A outra vez que Paulinho passou de raspão pela censura foi com a versão de “Chico Brito”, letra de Wilson Baptista de 1949. Quando ele quis gravá-la para o disco que faria em 1971, a versão recebeu um veto, mas em seguida foi liberada pelos mesmos censores. A letra fora sublinhada nos seguintes versos: “Lá vem o Chico Brito/ descendo o morro nas mãos do Pessanha/ É mais um processo/ É mais uma façanha/ Chico Brito fez do baralho/ seu melhor esporte/ É valente no morro/ Dizem que fuma uma erva do norte”. A justificativa: “Vetada pois contém ilusão a entorpecentes”.
— Naquela época muitas vezes a gravadora intercedia e conseguia liberar. Neste caso, não foi preciso alterar nenhum verso, mesmo com essa alusão à tal “erva do norte”, ou seja, não fazia o menor sentido a censura — conta Paulinho.
Na pesquisa, Bocskay encontrou os documentos que provam as investidas do regime militar também contra a produção de Martinho da Vila, Nei Lopes, Elton Medeiros, Leci Brandão (que serão contadas nos próximos capítulo da série). Mas as centenas de documentos têm ainda os sambas vetados e pareceres dos censores de sambistas como Bezerra da Silva, Wilson Moreira, Aluisio Machado, Zé Kéti, entre muitos outros.
— Já se sabia, há um tempo, que um sambista como Wilson Batista foi censurado graças aos estudos críticos levantados sobre sua vida e obra.

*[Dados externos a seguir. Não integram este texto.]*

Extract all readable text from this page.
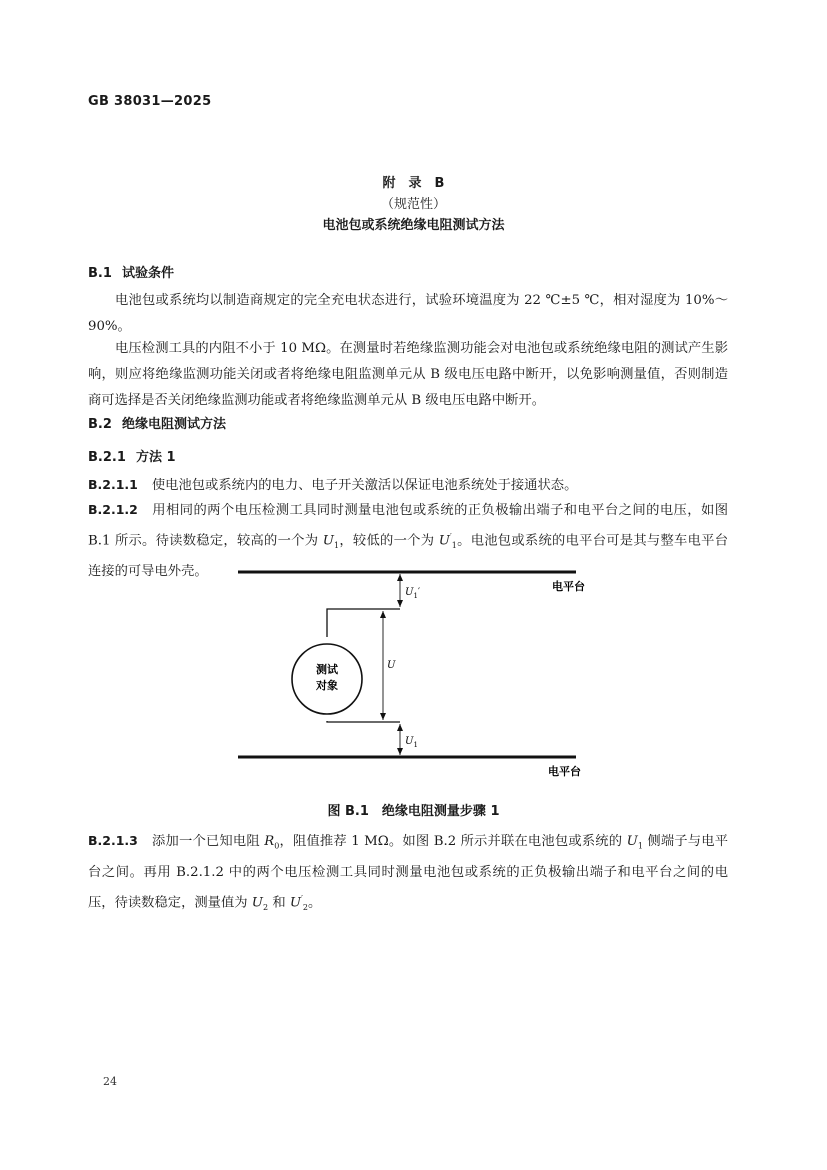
GB 38031—2025
附　录　B
（规范性）
电池包或系统绝缘电阻测试方法
B.1 试验条件
电池包或系统均以制造商规定的完全充电状态进行，试验环境温度为 22 ℃±5 ℃，相对湿度为 10%～90%。
电压检测工具的内阻不小于 10 MΩ。在测量时若绝缘监测功能会对电池包或系统绝缘电阻的测试产生影响，则应将绝缘监测功能关闭或者将绝缘电阻监测单元从 B 级电压电路中断开，以免影响测量值，否则制造商可选择是否关闭绝缘监测功能或者将绝缘监测单元从 B 级电压电路中断开。
B.2 绝缘电阻测试方法
B.2.1 方法 1
B.2.1.1 使电池包或系统内的电力、电子开关激活以保证电池系统处于接通状态。
B.2.1.2 用相同的两个电压检测工具同时测量电池包或系统的正负极输出端子和电平台之间的电压，如图 B.1 所示。待读数稳定，较高的一个为 $U_1$，较低的一个为 $U'_1$。电池包或系统的电平台可是其与整车电平台连接的可导电外壳。
电平台
电平台
测试
对象
$U_1'$
U
$U_1$
图 B.1　绝缘电阻测量步骤 1
B.2.1.3 添加一个已知电阻 $R_0$，阻值推荐 1 MΩ。如图 B.2 所示并联在电池包或系统的 $U_1$ 侧端子与电平台之间。再用 B.2.1.2 中的两个电压检测工具同时测量电池包或系统的正负极输出端子和电平台之间的电压，待读数稳定，测量值为 $U_2$ 和 $U'_2$。
24
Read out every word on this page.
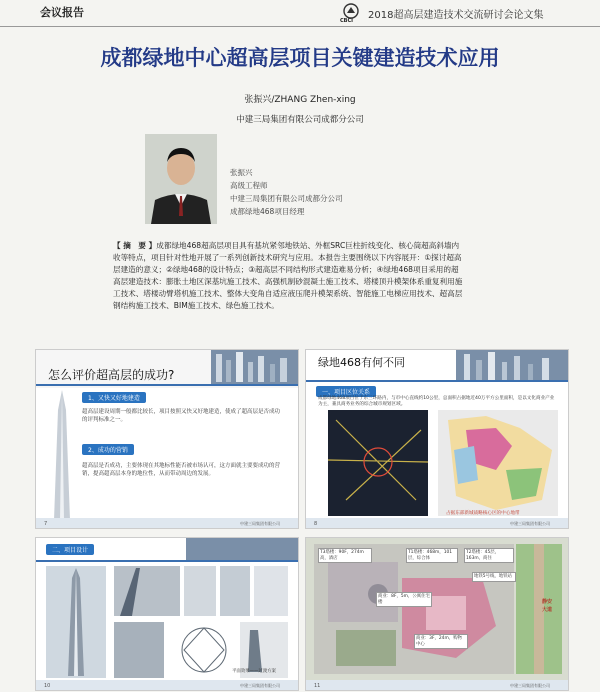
会议报告
CBCI 2018超高层建造技术交流研讨会论文集
成都绿地中心超高层项目关键建造技术应用
张振兴/ZHANG Zhen-xing
中建三局集团有限公司成都分公司
张振兴
高级工程师
中建三局集团有限公司成都分公司
成都绿地468项目经理
【 摘　要 】成都绿地468超高层项目具有基坑紧邻地铁站、外框SRC巨柱折线变化、核心筒超高斜墙内收等特点，项目针对性地开展了一系列创新技术研究与应用。本报告主要围绕以下内容展开：①探讨超高层建造的意义；②绿地468的设计特点；③超高层不同结构形式建造难易分析；④绿地468项目采用的超高层建造技术：膨胀土地区深基坑施工技术、高强机制砂混凝土施工技术、塔楼顶升模架体系重复利用施工技术、塔楼动臂塔机施工技术、整体大变角自适应液压爬升模架系统、智能施工电梯应用技术、超高层钢结构施工技术、BIM施工技术、绿色施工技术。
怎么评价超高层的成功?
1、又快又好地建造
超高层建设周期一般都比较长，项目按照又快又好地建造，使成了超高层是否成功的评判标准之一。
2、成功的营销
超高层是否成功，主要体现在其地标性能否被市场认可，这方面就主要要成功的营销，提高超高层本身的地位性，从而带动周边的发展。
7	中建三局集团有限公司
绿地468有何不同
一、项目区位关系
成都绿地468项目位于东三环路内，与市中心直线约10公里，总面积占据地近40万平方公里面积，是以文化商业产业为主，兼具商务业务的综合城市规划区域。
占据东部新城战略核心区的中心地带
8	中建三局集团有限公司
二、项目设计
平面效果——过渡方案
10	中建三局集团有限公司
T3塔楼：90F，274m高，酒店
T1塔楼：468m，101层，综合体
T2塔楼：45层，163m，商住
商业：8F，5m，公寓住宅楼
商业：3F，24m，购物中心
地铁5号线，地铁站
静安大道
11	中建三局集团有限公司
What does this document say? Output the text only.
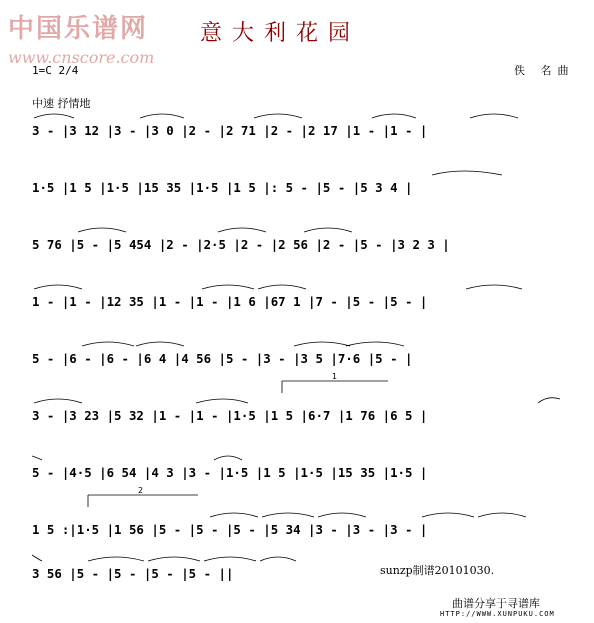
中国乐谱网
www.cnscore.com
意大利花园
1=C 2/4	佚 名曲
中速 抒情地
3 - |3 12 |3 - |3 0 |2 - |2 71 |2 - |2 17 |1 - |1 - |
1·5 |1 5 |1·5 |15 35 |1·5 |1 5 |: 5 - |5 - |5 3 4 |
5 76 |5 - |5 454 |2 - |2·5 |2 - |2 56 |2 - |5 - |3 2 3 |
1 - |1 - |12 35 |1 - |1 - |1 6 |67 1 |7 - |5 - |5 - |
5 - |6 - |6 - |6 4 |4 56 |5 - |3 - |3 5 |7·6 |5 - |
1
3 - |3 23 |5 32 |1 - |1 - |1·5 |1 5 |6·7 |1 76 |6 5 |
5 - |4·5 |6 54 |4 3 |3 - |1·5 |1 5 |1·5 |15 35 |1·5 |
2
1 5 :|1·5 |1 56 |5 - |5 - |5 - |5 34 |3 - |3 - |3 - |
3 56 |5 - |5 - |5 - |5 - ||	sunzp制谱20101030.
曲谱分享于寻谱库
HTTP://WWW.XUNPUKU.COM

Mas samba e censura durante a ditadura militar brasileira é outra conversa: os sambas vetados da maioria dos sambistas não estavam disponíveis ao público até há pouquíssimo tempo — comenta Bocskay. — A escassez de pesquisa sobre o tema durante essa época nos legou questões fundamentais sobre o gênero nesse período.
Para ele, o samba entrou em “crise existencial” com o advento de novos gêneros musicais.
— Com a chegada da bossa nova, do iê, iê, iê, da Tropicália, do chamado “brega”, da música sertaneja e de outros fenômenos como a música soul, o samba se depara com novas crises existenciais, tendo que dividir, querendo ou não, sua hegemonia com essas novas estéticas e culturas sônicas e performáticas — analisa ele. — A intensificação da militância do negro brasileiro na época, sem dúvida, desestimulou a aproximação de pesquisadores ao gênero até a atualidade, que historicamente têm sido homens brancos, com uma perspectiva sociológica tão conservadora quanto a realidade de suas redes sociais na casa e na rua.
Para Bocskay, boa parte desses pesquisadores se sentiu mais confortável em examinar os fenômenos culturais e musicais mais próximos aos seus círculos de sociabilidade, como a bossa nova ou a Tropicália.
— Graças aos novos documentos inéditos do Arquivo Nacional, temos diante de nós uma chave de ouro para repensar quem foi censurado durante a ditadura, o porquê da censura, e até quanto tempo ela durou, entre tantas outras questões.